There was no real reason for me to have only created one post in February, it's just the longer it went on the more spectacular the post had to be to make up for the gap and so on (insert vicious circle here). But it's March and apparently, from gazing outside, it's brought it's old mate spring along with it. A very, very welcome gatecrasher as far as I'm concerned.
Honestly! I'm currently wearing the blossom print smock dress that's been shivering in the wardrobe since October sitting in the little wicker chair in the conservatory and basking in the brilliant sunshine. With only my trusty pink laptop (which mercifully forgave me for upending a cup of tea all over it about a month ago), the remains of my lunch -which boils down to a used plate, and a half eaten packet of Cadbury's chocolate animal crackers- and the Sound and the Fury. I bought it on a whim from Foyles last time I was in St. Pancras Station because bookshops are my nerdy girl's bank account kryptonite, and the cover looked so pretty that I snapped it up and consequently fell in love. But no, not all of it makes that much sense. But that's ok, the guy that wrote the introduction said as much before I'd so much as looked at the first sentence.

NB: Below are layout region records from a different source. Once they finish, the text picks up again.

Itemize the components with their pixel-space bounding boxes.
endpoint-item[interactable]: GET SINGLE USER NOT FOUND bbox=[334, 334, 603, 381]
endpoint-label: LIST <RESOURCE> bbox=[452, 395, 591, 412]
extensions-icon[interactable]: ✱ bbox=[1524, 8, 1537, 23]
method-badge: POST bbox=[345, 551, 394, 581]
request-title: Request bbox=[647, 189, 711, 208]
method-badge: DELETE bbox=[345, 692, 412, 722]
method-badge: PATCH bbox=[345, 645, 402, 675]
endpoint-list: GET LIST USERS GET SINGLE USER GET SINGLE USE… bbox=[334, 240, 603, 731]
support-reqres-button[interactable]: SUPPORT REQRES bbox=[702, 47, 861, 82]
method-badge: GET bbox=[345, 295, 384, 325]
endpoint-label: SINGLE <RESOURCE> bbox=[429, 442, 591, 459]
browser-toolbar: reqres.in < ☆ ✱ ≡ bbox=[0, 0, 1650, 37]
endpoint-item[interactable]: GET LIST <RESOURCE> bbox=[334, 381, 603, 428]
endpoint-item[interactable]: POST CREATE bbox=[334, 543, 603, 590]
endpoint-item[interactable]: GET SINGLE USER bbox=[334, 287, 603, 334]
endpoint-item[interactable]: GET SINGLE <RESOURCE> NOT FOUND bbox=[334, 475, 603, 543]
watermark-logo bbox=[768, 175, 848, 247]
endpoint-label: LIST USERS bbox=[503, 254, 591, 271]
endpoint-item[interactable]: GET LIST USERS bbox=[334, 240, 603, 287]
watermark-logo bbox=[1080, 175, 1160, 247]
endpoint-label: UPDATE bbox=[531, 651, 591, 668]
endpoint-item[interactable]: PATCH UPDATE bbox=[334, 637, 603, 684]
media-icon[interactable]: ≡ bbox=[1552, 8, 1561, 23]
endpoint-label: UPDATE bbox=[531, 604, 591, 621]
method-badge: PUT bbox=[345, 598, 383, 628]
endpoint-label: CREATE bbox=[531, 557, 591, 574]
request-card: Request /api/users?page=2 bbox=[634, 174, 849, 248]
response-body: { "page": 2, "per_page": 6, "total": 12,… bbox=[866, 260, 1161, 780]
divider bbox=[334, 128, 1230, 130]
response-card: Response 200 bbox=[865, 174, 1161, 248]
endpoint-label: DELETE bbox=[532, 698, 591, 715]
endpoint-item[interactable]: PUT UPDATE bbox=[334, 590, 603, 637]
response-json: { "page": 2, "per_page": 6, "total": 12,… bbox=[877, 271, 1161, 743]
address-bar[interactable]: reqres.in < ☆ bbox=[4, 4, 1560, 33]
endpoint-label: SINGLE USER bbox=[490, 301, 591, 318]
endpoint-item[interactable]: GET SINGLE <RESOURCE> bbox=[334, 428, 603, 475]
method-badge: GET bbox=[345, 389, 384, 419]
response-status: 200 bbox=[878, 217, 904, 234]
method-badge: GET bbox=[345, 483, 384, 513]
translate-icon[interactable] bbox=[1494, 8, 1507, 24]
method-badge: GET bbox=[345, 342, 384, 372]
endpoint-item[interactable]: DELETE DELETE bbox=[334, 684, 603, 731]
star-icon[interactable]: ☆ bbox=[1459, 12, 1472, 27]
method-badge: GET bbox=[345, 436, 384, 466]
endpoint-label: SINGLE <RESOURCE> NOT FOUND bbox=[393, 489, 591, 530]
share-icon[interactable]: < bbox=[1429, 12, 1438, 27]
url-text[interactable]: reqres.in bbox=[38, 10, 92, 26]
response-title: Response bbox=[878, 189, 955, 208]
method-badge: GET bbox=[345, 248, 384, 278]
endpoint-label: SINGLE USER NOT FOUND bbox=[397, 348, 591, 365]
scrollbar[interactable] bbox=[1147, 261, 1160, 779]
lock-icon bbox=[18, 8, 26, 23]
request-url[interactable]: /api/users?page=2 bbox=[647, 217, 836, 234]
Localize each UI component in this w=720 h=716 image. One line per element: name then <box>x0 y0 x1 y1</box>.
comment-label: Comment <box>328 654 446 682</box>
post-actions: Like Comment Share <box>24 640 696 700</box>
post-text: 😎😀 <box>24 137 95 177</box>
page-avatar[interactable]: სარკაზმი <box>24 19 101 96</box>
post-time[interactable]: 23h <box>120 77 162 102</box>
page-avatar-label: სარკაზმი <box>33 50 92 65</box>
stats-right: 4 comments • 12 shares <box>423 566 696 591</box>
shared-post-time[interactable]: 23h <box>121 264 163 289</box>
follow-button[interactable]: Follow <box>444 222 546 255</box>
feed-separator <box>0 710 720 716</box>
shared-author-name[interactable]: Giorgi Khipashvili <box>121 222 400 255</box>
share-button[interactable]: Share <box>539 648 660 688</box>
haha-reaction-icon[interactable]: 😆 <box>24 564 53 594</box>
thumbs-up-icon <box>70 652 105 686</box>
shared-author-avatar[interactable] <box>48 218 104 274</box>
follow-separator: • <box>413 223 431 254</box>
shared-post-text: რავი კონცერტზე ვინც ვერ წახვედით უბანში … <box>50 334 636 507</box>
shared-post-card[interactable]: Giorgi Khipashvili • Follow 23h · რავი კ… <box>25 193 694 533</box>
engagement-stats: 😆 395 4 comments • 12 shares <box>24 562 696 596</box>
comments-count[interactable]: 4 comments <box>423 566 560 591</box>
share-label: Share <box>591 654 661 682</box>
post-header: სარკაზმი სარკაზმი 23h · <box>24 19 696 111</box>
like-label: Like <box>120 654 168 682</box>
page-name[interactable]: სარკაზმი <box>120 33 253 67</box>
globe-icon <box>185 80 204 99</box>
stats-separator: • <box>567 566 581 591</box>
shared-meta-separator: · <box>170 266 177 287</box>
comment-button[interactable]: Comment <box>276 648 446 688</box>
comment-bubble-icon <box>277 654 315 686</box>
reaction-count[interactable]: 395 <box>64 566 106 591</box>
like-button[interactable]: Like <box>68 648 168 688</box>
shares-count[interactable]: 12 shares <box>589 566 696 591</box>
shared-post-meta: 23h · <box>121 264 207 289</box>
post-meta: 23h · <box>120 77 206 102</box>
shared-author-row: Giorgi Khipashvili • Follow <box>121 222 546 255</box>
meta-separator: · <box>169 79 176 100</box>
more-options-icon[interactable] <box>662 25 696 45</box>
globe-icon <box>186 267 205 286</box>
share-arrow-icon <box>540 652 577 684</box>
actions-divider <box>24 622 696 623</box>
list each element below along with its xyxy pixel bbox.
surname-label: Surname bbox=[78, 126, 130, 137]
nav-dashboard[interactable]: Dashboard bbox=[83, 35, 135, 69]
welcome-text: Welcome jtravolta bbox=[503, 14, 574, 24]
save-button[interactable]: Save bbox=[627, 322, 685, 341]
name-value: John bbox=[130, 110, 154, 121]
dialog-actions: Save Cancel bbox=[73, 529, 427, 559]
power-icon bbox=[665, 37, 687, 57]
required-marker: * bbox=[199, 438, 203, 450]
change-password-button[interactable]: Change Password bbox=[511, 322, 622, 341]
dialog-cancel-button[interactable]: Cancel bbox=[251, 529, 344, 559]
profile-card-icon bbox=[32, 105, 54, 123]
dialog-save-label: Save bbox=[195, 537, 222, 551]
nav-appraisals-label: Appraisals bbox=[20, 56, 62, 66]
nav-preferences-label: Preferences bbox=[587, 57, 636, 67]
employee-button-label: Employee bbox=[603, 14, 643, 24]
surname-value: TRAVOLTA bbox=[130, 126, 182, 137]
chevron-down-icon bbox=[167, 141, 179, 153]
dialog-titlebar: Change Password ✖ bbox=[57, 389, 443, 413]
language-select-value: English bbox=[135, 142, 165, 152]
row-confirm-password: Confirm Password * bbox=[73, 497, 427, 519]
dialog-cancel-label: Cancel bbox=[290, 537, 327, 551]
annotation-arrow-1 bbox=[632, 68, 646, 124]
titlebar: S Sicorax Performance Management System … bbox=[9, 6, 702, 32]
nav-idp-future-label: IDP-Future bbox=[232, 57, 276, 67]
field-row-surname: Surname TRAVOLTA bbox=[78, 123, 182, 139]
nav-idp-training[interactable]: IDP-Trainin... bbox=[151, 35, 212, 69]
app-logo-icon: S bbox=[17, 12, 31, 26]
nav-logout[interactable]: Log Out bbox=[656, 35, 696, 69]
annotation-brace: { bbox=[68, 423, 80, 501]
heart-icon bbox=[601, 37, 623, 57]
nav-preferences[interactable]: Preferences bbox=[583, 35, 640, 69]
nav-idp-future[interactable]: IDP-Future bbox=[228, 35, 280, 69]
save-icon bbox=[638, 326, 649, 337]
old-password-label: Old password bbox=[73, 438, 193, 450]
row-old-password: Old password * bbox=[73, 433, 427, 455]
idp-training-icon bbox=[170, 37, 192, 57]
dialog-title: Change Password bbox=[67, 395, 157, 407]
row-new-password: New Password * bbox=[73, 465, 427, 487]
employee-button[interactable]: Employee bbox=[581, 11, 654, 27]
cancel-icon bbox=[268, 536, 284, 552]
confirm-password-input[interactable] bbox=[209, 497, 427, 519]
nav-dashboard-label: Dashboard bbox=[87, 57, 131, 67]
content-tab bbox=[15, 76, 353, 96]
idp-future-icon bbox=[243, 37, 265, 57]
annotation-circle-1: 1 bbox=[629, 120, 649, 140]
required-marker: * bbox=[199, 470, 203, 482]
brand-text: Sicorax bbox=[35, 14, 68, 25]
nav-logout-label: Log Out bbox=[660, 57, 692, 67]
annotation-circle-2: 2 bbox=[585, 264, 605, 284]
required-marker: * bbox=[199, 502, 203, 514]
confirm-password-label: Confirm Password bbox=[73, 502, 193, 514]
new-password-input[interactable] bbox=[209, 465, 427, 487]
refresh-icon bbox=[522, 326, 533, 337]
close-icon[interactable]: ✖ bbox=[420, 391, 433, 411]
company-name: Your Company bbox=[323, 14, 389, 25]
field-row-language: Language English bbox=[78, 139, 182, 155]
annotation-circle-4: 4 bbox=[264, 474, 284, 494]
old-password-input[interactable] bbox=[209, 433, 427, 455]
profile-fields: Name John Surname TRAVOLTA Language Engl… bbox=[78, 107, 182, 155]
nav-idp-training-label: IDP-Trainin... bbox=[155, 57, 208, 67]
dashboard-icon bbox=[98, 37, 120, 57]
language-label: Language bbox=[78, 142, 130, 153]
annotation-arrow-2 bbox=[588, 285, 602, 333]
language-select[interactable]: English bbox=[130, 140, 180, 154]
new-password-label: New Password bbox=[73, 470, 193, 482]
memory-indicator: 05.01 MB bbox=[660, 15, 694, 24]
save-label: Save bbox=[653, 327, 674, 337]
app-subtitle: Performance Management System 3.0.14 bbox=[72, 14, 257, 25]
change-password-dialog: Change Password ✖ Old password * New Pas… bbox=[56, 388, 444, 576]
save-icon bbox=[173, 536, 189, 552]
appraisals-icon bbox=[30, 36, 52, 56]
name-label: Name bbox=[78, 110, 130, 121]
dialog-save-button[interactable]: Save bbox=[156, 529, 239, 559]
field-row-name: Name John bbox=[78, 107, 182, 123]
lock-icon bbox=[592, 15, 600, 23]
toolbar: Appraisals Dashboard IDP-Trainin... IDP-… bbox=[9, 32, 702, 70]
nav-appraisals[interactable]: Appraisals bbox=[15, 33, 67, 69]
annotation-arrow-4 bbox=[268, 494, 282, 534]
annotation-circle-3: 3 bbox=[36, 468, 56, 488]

Right, massive Faulkner related deviation over. I swear.
I was back in Sheffield again this weekend, and I'm really begining to 'get down' with the city's laidback but somehow also buzzing vibe. Plus, Greg has some amazing friends that made me, the so-much-younger-than-everyone-else-I'm-practically-prepubescent-outsider feel utterly welcome and not give me the 'Bruce Springsteen tshirt and Topshop ruffled skirt? Really?' look that I probably deserved. Oh and myspace.com/likeslions, mhmmmmmm.
BUT I FINALLY GOT OFF MY BACKSIDE AND BOOKED MY TICKETS OUT OF BLIGHTY TOWARDS SUNNIER, MORE CULTURED AND (PREDOMINANTLY) ASIAN CITIES and it gives me a slight thrill to inform the web that as of the 19th of April I'll be backpacking with two best friends and a glockenspiel. I live the strangest life when I look at it in print.
Ps. Sorry vocal chords, but me and Croque Monsieurs have a love thang going on. Please forgive my excessive binges of these Parisian buttery, cheesy delights and don't get angry and phlemy. That'd be super.